Leo que la representación del Estado español boicoteará la celebración de un acto de la UE porque la documentación preparatoria que ha llegado a sus integrantes no está en castellano. Parece que no se trata de ninguna pijotería, sino de un episodio enmarcado dentro de la lucha que se está librando en la UE contra el intento más o menos soterrado de convertir en idiomas preferentes el inglés, el francés y el alemán, reduciendo a una segunda categoría de facto al resto de las lenguas teóricamente oficiales.
Ha tenido lugar ese incidente a las pocas horas de otro a raíz del cual Manuel Marín decidió prohibir que en la tribuna del Congreso de los Diputados español, que él preside, se produzcan intervenciones en cualquiera de las lenguas oficiales distintas del castellano. Aduce Marín que él había decidido permitir que se hablara en otras lenguas de manera más o menos testimonial, brevemente y con traducción rápida, pero que algunos diputados se estaban aprovechando de esa tolerancia para hacer intervenciones cada vez más largas y sin traducir.
En estos asuntos -en ambos- hay que distinguir entre lo que son cuestiones jurídico- formales, de un lado, y lo que son asuntos de fondo, de otro.
Es muy posible que, en términos estrictamente jurídicos, tengan razón tanto los delegados españoles en Bruselas como Marín.

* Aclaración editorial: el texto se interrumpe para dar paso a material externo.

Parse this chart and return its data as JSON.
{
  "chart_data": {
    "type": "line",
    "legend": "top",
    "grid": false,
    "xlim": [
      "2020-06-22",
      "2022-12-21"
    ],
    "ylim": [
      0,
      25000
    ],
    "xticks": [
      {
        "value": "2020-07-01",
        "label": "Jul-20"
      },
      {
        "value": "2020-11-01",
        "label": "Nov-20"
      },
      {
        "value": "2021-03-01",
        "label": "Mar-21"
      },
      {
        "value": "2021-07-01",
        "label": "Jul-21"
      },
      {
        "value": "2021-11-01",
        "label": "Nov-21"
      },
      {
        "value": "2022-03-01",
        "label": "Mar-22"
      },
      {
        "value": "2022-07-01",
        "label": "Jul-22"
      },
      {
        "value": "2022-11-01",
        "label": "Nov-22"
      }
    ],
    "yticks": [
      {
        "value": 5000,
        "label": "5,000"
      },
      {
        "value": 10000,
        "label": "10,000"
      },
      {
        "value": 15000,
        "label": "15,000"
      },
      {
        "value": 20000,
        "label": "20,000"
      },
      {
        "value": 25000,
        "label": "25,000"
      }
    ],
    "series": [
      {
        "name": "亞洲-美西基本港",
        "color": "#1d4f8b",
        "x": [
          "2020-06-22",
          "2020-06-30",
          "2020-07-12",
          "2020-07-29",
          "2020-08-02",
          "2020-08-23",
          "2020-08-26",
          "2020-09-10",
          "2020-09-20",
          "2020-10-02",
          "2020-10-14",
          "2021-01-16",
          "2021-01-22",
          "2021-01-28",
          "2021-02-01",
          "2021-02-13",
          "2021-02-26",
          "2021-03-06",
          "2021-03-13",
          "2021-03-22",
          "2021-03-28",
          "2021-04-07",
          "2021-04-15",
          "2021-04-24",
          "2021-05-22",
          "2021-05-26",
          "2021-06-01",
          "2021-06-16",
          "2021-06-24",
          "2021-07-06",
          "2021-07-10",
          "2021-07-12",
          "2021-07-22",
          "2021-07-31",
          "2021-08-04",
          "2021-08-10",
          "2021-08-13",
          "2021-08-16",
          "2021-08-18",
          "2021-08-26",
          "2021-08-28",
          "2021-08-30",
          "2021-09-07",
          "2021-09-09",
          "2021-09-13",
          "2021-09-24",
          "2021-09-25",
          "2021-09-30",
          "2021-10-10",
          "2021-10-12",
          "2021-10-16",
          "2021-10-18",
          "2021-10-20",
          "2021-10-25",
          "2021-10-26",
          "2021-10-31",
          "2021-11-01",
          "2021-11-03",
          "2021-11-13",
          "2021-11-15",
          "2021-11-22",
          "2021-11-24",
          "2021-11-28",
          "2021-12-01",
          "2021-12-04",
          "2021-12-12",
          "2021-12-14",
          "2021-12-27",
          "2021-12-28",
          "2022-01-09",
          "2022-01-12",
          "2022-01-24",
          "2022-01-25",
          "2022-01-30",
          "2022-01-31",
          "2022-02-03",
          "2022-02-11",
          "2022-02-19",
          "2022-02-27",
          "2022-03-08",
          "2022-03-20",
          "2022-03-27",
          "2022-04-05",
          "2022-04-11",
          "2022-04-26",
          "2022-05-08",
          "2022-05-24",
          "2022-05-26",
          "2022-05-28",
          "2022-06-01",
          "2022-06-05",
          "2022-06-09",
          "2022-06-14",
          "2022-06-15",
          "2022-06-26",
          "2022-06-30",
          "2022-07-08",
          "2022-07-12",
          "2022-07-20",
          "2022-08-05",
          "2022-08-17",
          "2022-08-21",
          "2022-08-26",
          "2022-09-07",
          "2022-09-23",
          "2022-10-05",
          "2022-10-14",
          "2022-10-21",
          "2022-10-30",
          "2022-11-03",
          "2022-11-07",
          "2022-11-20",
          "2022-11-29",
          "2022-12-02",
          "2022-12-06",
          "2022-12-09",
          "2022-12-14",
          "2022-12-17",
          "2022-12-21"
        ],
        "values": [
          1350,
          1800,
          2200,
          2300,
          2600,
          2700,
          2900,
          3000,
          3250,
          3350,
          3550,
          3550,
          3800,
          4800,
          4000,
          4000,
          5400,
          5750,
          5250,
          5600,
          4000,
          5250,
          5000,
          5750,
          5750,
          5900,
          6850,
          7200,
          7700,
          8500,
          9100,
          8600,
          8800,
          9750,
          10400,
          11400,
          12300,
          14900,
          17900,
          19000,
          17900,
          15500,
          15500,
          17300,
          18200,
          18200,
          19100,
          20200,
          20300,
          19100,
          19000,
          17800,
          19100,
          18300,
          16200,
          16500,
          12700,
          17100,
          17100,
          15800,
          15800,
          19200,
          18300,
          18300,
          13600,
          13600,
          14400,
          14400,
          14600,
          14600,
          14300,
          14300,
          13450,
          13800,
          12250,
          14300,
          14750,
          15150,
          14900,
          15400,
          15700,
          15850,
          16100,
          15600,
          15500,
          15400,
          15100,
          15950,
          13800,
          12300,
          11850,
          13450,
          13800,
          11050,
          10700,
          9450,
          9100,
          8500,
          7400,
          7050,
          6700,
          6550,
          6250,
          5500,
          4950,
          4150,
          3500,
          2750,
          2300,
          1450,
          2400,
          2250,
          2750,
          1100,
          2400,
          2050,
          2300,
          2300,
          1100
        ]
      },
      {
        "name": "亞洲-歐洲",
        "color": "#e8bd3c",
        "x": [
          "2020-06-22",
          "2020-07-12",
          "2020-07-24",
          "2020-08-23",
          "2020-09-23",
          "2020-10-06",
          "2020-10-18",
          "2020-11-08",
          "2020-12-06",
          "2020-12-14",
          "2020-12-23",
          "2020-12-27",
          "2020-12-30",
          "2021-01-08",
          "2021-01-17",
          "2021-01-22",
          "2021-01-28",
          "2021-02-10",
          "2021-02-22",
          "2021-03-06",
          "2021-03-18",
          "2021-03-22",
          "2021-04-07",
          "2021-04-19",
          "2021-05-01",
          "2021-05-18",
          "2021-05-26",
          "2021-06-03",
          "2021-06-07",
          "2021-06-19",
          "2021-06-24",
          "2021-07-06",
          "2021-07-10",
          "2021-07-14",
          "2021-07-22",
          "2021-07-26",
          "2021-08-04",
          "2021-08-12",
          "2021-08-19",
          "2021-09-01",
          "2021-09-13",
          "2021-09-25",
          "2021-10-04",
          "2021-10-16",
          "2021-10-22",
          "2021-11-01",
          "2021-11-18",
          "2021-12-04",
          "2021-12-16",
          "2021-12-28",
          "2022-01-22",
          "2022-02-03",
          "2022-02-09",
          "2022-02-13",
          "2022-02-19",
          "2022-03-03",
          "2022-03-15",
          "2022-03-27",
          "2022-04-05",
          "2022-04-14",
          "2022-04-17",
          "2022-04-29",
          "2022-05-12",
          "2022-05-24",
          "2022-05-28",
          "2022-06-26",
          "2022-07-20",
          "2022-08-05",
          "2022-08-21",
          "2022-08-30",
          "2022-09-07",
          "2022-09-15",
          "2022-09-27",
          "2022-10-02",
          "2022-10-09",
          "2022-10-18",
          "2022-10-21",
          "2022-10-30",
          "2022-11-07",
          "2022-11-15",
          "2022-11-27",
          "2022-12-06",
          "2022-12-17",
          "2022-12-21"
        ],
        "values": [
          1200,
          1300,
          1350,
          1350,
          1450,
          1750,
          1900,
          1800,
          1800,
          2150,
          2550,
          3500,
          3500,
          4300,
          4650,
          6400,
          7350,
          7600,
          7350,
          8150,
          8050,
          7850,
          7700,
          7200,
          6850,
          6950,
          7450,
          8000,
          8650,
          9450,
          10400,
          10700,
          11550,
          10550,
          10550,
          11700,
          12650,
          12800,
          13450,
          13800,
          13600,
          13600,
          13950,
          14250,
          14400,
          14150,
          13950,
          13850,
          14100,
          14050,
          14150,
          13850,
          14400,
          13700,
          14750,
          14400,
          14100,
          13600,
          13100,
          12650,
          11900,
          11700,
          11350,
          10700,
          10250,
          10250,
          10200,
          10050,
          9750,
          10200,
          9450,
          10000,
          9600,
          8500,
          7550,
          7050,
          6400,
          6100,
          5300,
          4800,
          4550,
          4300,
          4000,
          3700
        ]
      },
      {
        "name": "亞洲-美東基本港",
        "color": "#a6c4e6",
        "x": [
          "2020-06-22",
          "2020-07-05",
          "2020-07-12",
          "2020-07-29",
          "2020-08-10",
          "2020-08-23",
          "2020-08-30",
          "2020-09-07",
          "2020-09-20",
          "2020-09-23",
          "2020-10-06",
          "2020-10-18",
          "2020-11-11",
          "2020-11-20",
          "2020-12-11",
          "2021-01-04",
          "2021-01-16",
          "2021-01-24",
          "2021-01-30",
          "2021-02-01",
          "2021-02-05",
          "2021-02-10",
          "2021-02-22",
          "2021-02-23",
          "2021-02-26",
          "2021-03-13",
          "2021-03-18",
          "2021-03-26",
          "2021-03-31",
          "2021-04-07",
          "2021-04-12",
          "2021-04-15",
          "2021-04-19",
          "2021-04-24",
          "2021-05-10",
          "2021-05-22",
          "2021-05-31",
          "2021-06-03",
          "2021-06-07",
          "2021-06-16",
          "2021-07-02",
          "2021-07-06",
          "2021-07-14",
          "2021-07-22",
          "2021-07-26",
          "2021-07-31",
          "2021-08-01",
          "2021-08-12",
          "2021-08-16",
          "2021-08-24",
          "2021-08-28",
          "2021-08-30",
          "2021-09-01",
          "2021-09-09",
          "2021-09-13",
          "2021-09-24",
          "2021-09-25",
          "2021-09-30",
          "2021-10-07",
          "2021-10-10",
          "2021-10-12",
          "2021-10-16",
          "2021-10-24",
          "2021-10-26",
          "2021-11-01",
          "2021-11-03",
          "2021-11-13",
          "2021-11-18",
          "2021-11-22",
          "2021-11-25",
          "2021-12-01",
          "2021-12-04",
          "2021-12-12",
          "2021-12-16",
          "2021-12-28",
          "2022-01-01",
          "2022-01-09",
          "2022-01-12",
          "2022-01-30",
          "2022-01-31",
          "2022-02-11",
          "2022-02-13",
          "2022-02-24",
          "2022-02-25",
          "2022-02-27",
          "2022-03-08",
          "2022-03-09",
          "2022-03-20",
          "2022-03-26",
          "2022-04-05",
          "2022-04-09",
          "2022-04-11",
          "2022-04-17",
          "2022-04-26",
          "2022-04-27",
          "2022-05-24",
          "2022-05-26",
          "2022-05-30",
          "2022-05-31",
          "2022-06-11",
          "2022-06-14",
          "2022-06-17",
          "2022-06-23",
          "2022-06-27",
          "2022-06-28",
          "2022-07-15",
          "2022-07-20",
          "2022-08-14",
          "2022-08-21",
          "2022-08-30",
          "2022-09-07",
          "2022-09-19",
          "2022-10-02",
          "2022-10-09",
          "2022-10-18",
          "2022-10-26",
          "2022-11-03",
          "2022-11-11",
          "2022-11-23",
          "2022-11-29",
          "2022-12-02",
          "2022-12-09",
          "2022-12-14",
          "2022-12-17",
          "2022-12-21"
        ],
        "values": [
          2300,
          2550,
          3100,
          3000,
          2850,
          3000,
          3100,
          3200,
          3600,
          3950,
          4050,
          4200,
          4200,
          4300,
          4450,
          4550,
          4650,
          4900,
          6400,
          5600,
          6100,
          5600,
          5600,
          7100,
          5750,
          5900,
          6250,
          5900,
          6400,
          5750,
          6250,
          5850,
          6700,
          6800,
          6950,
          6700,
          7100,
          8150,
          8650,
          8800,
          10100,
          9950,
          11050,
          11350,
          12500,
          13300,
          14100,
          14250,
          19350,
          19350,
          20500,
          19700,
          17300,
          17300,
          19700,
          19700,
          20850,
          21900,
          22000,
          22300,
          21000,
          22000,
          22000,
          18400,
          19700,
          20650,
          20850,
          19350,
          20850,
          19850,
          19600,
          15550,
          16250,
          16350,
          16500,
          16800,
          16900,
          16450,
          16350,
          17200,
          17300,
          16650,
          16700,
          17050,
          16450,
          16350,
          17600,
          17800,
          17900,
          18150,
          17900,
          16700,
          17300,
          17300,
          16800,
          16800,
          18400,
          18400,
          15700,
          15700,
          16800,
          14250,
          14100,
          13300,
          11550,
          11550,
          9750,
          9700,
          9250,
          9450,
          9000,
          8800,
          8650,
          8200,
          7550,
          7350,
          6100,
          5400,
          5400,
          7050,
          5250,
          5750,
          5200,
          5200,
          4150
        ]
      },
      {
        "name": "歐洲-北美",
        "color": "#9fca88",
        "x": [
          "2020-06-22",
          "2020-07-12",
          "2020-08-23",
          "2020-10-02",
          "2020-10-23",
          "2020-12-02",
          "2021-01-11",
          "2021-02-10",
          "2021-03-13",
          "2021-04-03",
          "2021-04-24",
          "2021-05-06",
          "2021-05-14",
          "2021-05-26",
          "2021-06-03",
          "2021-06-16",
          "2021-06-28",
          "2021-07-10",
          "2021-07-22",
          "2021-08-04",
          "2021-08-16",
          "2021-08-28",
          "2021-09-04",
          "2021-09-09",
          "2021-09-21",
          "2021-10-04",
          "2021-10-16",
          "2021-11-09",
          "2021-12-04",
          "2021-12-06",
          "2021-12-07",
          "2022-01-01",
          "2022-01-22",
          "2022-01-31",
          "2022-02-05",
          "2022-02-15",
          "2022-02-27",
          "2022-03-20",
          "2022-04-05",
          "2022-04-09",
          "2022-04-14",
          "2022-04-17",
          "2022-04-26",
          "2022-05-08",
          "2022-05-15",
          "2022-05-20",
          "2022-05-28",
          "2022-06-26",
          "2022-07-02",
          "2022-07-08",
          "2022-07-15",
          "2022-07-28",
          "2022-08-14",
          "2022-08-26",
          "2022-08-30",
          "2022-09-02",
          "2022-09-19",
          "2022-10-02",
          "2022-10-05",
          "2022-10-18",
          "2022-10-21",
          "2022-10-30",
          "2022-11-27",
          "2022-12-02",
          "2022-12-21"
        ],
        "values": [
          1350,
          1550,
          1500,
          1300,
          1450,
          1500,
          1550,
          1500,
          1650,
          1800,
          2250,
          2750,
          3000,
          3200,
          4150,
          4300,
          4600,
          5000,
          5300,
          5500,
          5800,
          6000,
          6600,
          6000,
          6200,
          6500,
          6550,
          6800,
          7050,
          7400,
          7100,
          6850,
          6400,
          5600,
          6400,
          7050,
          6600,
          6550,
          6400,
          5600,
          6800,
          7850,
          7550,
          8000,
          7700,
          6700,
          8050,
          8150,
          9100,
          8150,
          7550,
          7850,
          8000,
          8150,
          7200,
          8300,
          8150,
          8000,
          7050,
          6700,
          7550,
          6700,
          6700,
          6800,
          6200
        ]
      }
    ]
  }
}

Los primeros, porque no hay ninguna norma comunitaria que les obligue a saber inglés, alemán o francés, y menos todavía con el grado de perfección que se requiere para debatir y acordar asuntos que pueden acabar resultando trascendentales. También cabe que tenga razón Marín porque quienes se oponen al uso del catalán, el gallego y el euskara en la tribuna del Congreso pueden protestar alegando que no entienden lo que se ha dicho y que, en consecuencia, no pueden debatirlo, y él está obligado a darles amparo, de acuerdo con el reglamento en vigor.
En lo que hay contradicción entre ambas posturas es en cuanto a los argumentos de fondo que están utilizando quienes creen que autorizar el uso de todas las lenguas oficiales del Estado en el Parlamento de Madrid crearía una situación «de torre de Babel», «muy poco práctica», etcétera, y quienes alegan que la UE debe tratar con idéntico respeto y consideración todas las lenguas oficiales de los estados que la componen, las hablen tantos o cuantos. De hecho, los problemas prácticos que plantearía que algunos diputados en Cortes intervinieran en catalán, en gallego o en euskara serían mínimos comparados con los que representa que toda la actividad de la UE deba realizarse en todas las lenguas oficiales. El argumento según el cual el caso del Estado español es diferente, porque aquí todos los ciudadanos se expresan perfectamente en castellano, no vale. Hay diputados a los que se les nota que no se expresan en castellano con la misma fluidez que en su lengua materna, y sus derechos lingüísticos -que son reflejo de los derechos de quienes le han confiado su representación política- merecen tanto respeto como los de cualquier otro.
Una cosa es que pueblos distintos -de distintas culturas, de diferentes tamaños- decidan coordinarse para cubrir en común determinadas necesidades y otra es que opten por su disolución como tales pueblos. La variedad cultural no es sólo enriquecedora; también es trabajosa. No me parece razonable que haya gente que se eche las manos a la cabeza cuando se habla del uso igualitario del catalán, del gallego o del euskara en las instituciones del Estado español y que, en cambio, esté reclamando que sean tratadas en plano de igualdad las lenguas oficiales de todos los estados de la UE, lo cual incluye -por ejemplo- al maltés, variedad del árabe magrebí hablada por una proporción realmente mínima de la población comunitaria.
Más problemático que todo esto es decidir qué hacemos con los parlamentarios que se expresan horriblemente en castellano... y que no conocen ninguna otra lengua. Tampoco.
Javier Ortiz. Apuntes del natural (3 de marzo de 2005). Subido a "Desde Jamaica" el 19 de noviembre de 2017.